A partir del ascenso de Hugo Chávez al poder, numerosas fueron las corrientes democráticas que asumieron el mando presidencial al sur del Río Bravo, casi todas inspiradas en el aliento vital del líder venezolano, pero también movidas por la necesidad de ponerles coto a las imposiciones imperiales, a la sazón convertidas en programas de gobierno por los mandatarios precedentes.
Esas corrientes democráticas asumieron soberanamente la tarea de resolver los más importantes problemas de sus países, encontrando que uno de ellos, tal vez el más sentido, era el de la total disposición de las castas oligárquicas a hacer lo necesario, incluido el destrozo de su sacrosanta democracia, para impedir ser despojadas de su posición dominante.
Y es aquí donde aparece la naturaleza caricaturesca de esa democracia, respetable solo para legitimar el poder político cuando son las oligarquías las que lo tienen, pero despreciable si son otros los que lo detentan.
Es cuando esa democracia pasa a convertirse en estorbo del que debe prescindirse, bien mediante truculentos montajes judiciales, como en Argentina o Brasil; bien mediante la cooptación de líderes dispuestos a traicionar, como Lenín Moreno en Ecuador; bien mediante derrocamientos, como el cometido contra Manuel Zelaya en Honduras; bien mediante la invasión de países y asesinato de sus mandatarios, como ocurrió respectivamente a Grenada y Maurice Bishop; o bien mediante criminales bloqueos económicos, como los infligidos a Cuba y Venezuela con el pretendido y afortunadamente fallido fin de obligar a estos pueblos a sublevarse contra sus gobernantes.
La democracia es, entonces, un bien fungible, susceptible de ponerse o quitarse según el arbitrio oligárquico.
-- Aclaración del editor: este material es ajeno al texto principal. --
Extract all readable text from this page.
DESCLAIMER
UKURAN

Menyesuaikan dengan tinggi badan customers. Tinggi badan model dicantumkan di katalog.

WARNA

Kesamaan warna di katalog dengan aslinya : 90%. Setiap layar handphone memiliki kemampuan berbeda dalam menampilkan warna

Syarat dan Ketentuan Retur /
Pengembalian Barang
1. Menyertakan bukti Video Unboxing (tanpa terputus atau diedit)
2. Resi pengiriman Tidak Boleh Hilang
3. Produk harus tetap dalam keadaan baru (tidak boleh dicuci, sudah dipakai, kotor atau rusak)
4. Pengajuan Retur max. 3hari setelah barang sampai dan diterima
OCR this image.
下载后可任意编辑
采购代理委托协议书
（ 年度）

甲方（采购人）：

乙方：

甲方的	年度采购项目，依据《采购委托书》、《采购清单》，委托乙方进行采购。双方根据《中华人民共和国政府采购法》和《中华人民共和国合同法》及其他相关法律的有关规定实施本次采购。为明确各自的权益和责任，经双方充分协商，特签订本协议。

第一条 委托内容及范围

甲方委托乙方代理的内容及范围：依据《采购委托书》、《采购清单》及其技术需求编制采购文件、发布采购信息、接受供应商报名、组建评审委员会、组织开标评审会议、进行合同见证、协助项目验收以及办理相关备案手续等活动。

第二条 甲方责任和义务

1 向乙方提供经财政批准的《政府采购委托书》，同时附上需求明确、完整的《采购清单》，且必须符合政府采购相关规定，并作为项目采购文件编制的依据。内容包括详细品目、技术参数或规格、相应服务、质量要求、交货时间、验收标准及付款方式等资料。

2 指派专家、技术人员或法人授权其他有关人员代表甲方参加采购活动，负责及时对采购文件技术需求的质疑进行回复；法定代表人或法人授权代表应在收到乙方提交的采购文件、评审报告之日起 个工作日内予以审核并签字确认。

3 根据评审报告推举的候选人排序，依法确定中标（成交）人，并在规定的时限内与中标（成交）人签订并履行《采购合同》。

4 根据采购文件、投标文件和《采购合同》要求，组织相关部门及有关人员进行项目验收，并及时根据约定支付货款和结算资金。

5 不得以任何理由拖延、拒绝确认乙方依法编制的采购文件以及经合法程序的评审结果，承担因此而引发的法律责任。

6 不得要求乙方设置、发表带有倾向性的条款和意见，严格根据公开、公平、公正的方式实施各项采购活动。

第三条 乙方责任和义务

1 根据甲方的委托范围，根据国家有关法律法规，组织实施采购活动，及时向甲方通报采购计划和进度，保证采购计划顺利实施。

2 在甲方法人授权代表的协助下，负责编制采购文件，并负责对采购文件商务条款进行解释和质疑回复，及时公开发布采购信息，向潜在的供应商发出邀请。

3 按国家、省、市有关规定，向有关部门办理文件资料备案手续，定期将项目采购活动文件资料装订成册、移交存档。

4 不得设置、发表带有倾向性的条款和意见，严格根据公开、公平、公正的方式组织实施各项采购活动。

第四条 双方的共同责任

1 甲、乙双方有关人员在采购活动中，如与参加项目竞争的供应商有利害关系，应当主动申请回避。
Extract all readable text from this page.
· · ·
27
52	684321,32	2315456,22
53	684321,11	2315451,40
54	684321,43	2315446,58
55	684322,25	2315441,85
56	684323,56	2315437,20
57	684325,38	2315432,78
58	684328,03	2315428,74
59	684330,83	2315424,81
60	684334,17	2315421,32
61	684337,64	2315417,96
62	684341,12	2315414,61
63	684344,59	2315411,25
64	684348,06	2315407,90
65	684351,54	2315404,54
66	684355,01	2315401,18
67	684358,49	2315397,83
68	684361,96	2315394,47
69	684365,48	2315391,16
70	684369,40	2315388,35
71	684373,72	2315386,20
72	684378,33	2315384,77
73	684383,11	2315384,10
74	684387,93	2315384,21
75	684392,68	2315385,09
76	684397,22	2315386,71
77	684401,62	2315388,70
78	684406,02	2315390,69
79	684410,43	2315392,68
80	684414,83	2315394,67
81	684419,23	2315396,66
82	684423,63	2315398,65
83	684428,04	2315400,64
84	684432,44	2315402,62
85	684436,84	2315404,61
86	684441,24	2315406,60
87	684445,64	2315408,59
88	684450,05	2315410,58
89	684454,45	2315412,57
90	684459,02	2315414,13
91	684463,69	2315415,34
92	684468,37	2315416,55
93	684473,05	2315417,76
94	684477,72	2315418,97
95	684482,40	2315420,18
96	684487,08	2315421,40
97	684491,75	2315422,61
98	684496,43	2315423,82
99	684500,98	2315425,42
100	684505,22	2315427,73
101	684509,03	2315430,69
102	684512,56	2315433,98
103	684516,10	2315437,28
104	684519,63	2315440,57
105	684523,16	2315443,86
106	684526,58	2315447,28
Nos referimos, claro, a la democracia electoral, pues otras de mayor calado, como la económica y la política, nunca las hemos tenido, y muchos ni siquiera hemos pensado en que debiéramos tenerlas.
De tener democracia económica, esta nos permitiría, por ejemplo, participar de las utilidades de las empresas patronas y de las riquezas del suelo y el subsuelo, decidir si queremos o no a la AngloGold Ashanti en nuestro vecindario y si consentimos o no que los humedales de Van der Hammen sean urbanizados.
Si tuviéramos, además, democracia política, podríamos participar, por ejemplo, en la decisión de si aceptamos o no el modelo neoliberal; de si toleramos que los medios de producción sigan siendo propiedad privada o si preferimos socializarlos.
En fin, estas potestades decisorias, que de existir harían de Colombia una democracia por antonomasia, nos ahorrarían muchos litros de sangre, los mismos que necesitamos para construir nuestras utopías. Lamentablemente, en el capitalismo nunca existirán, razón por la cual siempre tendremos que trasegar al tiempo por otros caminos para que esas utopías podamos volverlas realidad.